I know it sounds crazy, but one of my most favorite parts about Hanukkah is the way my hair smells after.
Latkes, or potato pancakes, are a traditional Hanukkah favorite. Whether you're making them or simply eating them, your clothes and hair are guaranteed to smell like them for days. Maybe it's the oil they are fried in. Who knows? For me, it isn't Hanukkah without that little detail.
Hanukkah, which began Friday, is an eight-day Jewish holiday. Also called the Festival of Lights, Hanukkah commemorates the victory of the Maccabees, a Jewish rebel army, and the rededication of the Holy Temple in Jerusalem.
Hanukkah is celebrated by lighting the menorah, a nine-branched candelabra. One candle is lit each night to observe the eight nights olive oil fueled the eternal flame in the Temple of Jerusalem. There was supposed to be only enough oil to fuel the flame for one day, but it lasted eight, thus marking the holiday. The ninth branch on the menorah is where the shamash sits, a candle that is used to light the others.
Hanukkah is celebrated differently by everyone. Common activities include exchanging gifts, eating latkes and chocolate Hanukkah gelt, playing dreidel, and engaging in song, dance and family gatherings.
When I think of my personal Hanukkah experiences, I think of the famous aforementioned latkes, either slathered in sour cream, or, when on a diet, applesauce. I also think of family, candles lit on the menorah and Hanukkah gelt.
Hanukkah is one of my favorite holidays because of the presents, naturally, and because it's a time I get to spend with my family. It reminds me of delicious food, snow falling and the cozy feeling winter brings.
I like to think of myself as a Hanukkah baby, because I was born on Hanukkah. the holiday comes at a different time every year so I consider myself lucky to have been born on such a joyous day. My brother also was born on Hanukkah, a day after me, three years later. My mom always tells me the same story of the night I was born. The doctor had asked her what she had to eat that night, and she remembers listing off an assortment of Hanukkah food: latkes, meat loaf, and other favorites, as the doctors gave her a puzzled look.
One of my family's traditions is the annual family Hanukkah party. Started by my grandma many years ago, the family gets together on one of the first nights of Hanukkah and celebrates.
It started off as a small gathering at my grandma's apartment, but since has grown into a celebration of around 50 people. For my grandma, referred to by my mom's boyfriend as the "Empress of Hanukkah," planning the annual party is an innate talent of hers. She begins planning a year in advance, only to make the event the most joyous of the year.
Part of the planning includes buying gifts for the gift game. Commonly referred to as the White Elephant game, each participant chooses a number out of a hat. When their number is called they pick a gift from the pile. They open the gift and can either choose to keep it or trade it. The higher the number, the better the chance you have of picking a gift you like from one of the other participants. Yes, that means you can take someone's gift right out of their hands and give them the one you don't want. The only rule is no crying. This rule has to be enforced again and again.

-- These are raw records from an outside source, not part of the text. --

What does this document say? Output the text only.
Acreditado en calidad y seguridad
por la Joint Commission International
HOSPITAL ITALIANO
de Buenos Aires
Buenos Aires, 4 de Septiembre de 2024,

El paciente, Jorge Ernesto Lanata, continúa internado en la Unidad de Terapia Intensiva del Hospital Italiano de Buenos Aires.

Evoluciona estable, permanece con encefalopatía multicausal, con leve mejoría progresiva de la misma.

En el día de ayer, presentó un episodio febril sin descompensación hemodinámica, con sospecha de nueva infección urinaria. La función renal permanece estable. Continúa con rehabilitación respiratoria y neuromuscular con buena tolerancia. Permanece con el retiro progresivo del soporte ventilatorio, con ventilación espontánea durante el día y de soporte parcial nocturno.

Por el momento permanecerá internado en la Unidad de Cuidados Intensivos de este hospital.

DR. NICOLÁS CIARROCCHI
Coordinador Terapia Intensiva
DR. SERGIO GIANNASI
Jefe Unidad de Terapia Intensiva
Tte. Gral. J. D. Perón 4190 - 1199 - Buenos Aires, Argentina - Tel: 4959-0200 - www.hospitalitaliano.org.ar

Previous popular gifts from the gift game have been a singing fish that hangs on the wall, and anything containing chocolate. Over the years some of my favorite gifts I have walked away with are picture frames, numerous pairs of Hanukkah socks (they never get old!) and kitchen ware.
It's always exciting to see what the gift everyone wants will be. There's always one or two gifts that always seem to get "stolen" over and over again. And leave it to my grandma, the Empress, to pick the hottest and most popular gifts on the market!
I'm sure during Hanukkah some people think about the real meaning behind the holiday. Do I ever think about the Temple of Jerusalem? Not really. Or the Maccabees? Nope. Then what do I think about during Hanukkah? I think about how lucky and blessed I am to have such wonderful family and friends to share the experience with. I think about how much it means to me when my friends that celebrate Christmas go out of their way to say, "Happy Hanukkah!" I think of all of the Jewish people around the world, lighting the menorah together and saying blessings. I think about how important it is to feel full in life. By that I don't just mean full by latkes, I mean full by family, friends and love. So much love you could burst at the seams. (And so many latkes, you literally are bursting at the seams!)
Whether you're lighting a menorah this year or putting lights on a Christmas tree, I want to extend my holiday greetings to you. May you be full of food, friends, family and love this season.